Clin Transplant. 2010 May-Jun;24(3):E54-61. doi: 10.1111/j.1399-0012.2010.01243.x. Epub 2010 Mar 19.
Despite improvements in one-yr survival following lung transplantation, five-yr survival lags significantly behind the transplantation of other solid organs. The contrast in survival persists despite advancements in anti-rejection regimens, suggesting a non-alloimmune mechanism to chronic lung transplant failure. Notably, markers of aspiration have been demonstrated in bronchoalveolar lavage (BAL) fluid concurrent with bronchiolitis obliterans syndrome (BOS). This recent evidence has underscored gastroesophageal reflux (GER) and its associated aspiration risk as a non-alloimmune mechanism of chronic lung transplant failure. Given the suggested safety and efficacy of laparoscopic anti-reflux procedures in the lung transplant population, identifying those at risk for aspiration is of prime importance, especially concerning the potential for long-term improvements in morbidity and mortality. Conventional diagnostic methods for GER and aspiration, such as pH monitoring and detecting pepsin and bile salts in BAL fluid, have gaps in their effectiveness. Therefore, we review the applications and controversies of a non-invasive method of defining reflux injury in the lung transplant population: the detection of biomarkers of aspiration in the exhaled breath condensate. Only by means of assay standardization and directed collaboration may such a non-invasive method be a realization in lung transplantation.

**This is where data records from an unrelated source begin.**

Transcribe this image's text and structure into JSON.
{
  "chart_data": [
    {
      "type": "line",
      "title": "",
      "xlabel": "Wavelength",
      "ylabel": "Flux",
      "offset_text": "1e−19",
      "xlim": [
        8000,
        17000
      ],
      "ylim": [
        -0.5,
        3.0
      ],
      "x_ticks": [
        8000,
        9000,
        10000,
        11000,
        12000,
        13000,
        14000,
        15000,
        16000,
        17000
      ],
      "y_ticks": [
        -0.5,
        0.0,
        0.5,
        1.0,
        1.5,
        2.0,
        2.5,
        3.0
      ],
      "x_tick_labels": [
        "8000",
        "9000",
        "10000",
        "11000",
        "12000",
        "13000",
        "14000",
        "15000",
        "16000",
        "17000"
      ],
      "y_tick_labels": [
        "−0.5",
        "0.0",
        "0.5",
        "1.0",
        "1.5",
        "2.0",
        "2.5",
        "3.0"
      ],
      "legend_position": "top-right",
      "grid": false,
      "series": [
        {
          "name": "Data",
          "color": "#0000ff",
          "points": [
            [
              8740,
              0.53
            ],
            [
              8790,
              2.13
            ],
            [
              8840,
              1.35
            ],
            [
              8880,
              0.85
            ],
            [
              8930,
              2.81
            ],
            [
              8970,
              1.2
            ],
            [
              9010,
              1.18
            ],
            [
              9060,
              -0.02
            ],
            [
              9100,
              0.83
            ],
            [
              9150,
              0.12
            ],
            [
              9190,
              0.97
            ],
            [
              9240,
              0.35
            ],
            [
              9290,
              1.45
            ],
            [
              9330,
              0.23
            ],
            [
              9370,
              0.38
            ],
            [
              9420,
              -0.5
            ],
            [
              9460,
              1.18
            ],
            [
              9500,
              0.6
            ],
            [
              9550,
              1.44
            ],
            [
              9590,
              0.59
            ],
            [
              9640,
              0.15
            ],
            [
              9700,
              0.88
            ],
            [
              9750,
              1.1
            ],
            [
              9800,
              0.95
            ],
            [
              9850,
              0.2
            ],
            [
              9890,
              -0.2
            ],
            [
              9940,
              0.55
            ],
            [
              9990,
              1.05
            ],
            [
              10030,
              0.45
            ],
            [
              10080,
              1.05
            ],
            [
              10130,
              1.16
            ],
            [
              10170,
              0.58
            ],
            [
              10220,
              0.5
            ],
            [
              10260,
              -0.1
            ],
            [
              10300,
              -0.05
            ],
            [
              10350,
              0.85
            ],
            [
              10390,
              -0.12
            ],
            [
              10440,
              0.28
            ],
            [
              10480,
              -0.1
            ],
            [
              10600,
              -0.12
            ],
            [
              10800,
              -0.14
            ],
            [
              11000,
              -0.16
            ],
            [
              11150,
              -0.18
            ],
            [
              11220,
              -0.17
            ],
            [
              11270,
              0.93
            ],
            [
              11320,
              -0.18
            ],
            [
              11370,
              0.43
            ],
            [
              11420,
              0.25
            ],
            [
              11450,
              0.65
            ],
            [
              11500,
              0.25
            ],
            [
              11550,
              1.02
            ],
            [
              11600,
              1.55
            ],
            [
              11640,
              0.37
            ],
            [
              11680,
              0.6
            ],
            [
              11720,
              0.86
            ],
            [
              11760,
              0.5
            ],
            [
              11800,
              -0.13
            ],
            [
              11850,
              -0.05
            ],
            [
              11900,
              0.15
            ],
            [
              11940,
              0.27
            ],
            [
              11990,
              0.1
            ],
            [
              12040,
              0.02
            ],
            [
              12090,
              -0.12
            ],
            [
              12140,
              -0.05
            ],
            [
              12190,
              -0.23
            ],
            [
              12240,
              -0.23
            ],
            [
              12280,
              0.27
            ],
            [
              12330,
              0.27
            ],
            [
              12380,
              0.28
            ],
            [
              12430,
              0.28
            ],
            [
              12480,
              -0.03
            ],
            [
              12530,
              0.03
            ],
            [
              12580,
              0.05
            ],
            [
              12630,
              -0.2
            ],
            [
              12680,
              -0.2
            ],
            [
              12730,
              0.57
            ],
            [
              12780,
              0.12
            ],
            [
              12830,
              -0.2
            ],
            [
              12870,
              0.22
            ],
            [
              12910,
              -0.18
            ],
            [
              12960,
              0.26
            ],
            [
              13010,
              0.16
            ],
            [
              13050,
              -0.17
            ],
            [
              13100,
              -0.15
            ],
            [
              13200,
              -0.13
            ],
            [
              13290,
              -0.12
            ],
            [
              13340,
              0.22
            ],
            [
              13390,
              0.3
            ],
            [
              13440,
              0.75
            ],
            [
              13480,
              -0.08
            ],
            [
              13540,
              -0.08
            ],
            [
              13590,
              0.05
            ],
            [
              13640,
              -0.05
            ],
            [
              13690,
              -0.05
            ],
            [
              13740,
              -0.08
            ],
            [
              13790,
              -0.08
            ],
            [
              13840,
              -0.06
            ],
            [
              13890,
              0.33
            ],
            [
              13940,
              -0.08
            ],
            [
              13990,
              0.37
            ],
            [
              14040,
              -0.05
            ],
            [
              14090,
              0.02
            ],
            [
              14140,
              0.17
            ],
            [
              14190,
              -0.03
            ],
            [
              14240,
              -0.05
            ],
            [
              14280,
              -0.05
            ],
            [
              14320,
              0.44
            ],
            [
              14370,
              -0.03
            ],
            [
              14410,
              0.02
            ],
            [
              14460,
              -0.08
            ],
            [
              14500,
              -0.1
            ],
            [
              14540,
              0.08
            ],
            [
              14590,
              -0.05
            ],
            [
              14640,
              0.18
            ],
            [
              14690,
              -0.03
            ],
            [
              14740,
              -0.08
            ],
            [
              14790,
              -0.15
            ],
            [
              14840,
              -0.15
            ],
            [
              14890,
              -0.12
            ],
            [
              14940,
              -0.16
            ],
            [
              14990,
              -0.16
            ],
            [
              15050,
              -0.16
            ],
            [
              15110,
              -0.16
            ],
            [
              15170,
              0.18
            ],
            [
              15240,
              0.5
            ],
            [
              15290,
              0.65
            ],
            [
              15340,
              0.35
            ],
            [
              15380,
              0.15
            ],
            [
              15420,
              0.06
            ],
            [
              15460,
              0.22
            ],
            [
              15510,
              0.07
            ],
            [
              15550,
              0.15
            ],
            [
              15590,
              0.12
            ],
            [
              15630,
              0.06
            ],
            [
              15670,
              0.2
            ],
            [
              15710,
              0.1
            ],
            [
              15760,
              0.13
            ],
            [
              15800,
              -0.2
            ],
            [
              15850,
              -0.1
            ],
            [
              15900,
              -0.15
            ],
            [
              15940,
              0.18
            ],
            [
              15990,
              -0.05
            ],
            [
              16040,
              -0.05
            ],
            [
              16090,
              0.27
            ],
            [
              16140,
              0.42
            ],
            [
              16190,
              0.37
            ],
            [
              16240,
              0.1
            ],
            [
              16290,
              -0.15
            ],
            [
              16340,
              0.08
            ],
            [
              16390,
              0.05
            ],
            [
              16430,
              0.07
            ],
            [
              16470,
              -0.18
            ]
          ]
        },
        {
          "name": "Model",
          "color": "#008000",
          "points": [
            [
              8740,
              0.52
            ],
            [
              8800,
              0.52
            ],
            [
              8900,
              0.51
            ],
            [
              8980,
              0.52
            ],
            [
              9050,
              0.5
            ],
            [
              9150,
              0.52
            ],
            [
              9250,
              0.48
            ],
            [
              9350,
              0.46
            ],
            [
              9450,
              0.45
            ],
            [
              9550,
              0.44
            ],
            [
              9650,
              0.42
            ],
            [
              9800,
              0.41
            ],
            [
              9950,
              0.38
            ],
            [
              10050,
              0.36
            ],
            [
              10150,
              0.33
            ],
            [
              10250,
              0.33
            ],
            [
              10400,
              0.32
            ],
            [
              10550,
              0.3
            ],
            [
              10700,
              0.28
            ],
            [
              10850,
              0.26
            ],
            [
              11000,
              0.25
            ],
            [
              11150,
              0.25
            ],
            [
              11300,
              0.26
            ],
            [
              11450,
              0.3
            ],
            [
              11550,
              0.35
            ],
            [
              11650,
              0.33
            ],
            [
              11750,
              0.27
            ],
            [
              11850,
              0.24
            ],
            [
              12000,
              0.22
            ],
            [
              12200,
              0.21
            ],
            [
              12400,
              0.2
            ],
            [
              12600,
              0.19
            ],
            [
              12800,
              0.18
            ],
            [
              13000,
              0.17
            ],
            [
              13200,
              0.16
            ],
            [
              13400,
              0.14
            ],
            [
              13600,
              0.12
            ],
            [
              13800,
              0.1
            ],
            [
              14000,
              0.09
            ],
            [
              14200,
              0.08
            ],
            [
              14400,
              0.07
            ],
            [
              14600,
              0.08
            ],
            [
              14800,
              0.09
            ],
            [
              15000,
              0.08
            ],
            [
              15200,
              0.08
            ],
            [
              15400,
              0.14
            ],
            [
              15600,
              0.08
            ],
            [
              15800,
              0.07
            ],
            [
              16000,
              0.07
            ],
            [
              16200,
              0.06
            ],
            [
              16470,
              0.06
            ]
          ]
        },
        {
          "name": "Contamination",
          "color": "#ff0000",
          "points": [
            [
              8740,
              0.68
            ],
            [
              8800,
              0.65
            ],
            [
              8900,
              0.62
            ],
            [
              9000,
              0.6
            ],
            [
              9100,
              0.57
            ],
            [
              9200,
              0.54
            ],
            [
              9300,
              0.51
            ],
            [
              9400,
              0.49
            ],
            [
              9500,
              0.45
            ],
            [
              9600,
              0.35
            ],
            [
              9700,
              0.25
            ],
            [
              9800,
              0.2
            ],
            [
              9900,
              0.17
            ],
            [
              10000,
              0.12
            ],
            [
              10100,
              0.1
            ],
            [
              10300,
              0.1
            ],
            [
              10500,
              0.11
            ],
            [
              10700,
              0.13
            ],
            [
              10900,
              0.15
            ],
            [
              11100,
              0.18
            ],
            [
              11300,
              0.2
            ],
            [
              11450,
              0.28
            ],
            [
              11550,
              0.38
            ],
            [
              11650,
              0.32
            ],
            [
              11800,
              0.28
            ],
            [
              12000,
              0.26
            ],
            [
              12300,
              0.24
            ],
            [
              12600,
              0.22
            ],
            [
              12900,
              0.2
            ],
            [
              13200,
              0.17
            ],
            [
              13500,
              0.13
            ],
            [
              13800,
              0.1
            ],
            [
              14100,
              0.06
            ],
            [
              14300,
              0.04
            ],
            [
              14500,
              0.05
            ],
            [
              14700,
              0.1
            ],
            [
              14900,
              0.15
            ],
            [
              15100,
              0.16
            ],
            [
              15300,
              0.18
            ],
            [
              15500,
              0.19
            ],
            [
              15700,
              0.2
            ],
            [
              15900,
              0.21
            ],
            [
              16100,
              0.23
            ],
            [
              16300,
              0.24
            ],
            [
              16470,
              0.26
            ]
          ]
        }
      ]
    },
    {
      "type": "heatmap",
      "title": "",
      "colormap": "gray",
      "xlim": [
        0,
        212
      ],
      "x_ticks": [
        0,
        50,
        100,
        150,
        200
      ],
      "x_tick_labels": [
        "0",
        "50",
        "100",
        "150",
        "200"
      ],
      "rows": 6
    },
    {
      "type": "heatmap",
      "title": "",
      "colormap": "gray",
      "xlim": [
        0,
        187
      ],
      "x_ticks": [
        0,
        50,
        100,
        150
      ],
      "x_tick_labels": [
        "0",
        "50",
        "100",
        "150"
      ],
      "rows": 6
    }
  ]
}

尽管肺移植后一年生存率有所提高,但五年生存率仍明显落后于其他实体器官移植。尽管抗排斥方案有所进步,但这种生存差异仍然存在,这表明慢性肺移植失败存在非同种免疫机制。值得注意的是,在细支气管炎性闭塞综合征(BOS)并发时,支气管肺泡灌洗液(BAL)中已经证实存在吸入标志物。这一新证据强调了胃食管反流(GER)及其相关的吸入风险是慢性肺移植失败的非同种免疫机制。鉴于腹腔镜抗反流手术在肺移植人群中的安全性和有效性,确定有吸入风险的患者至关重要,尤其是考虑到长期改善发病率和死亡率的潜力。GER 和吸入的常规诊断方法,如 pH 监测和检测 BAL 液中的胃蛋白酶和胆汁盐,在其有效性方面存在差距。因此,我们回顾了一种非侵入性方法在肺移植人群中定义反流损伤的应用和争议:呼气冷凝物中吸入标志物的检测。只有通过检测标准化和有针对性的合作,这种非侵入性方法才能在肺移植中得以实现。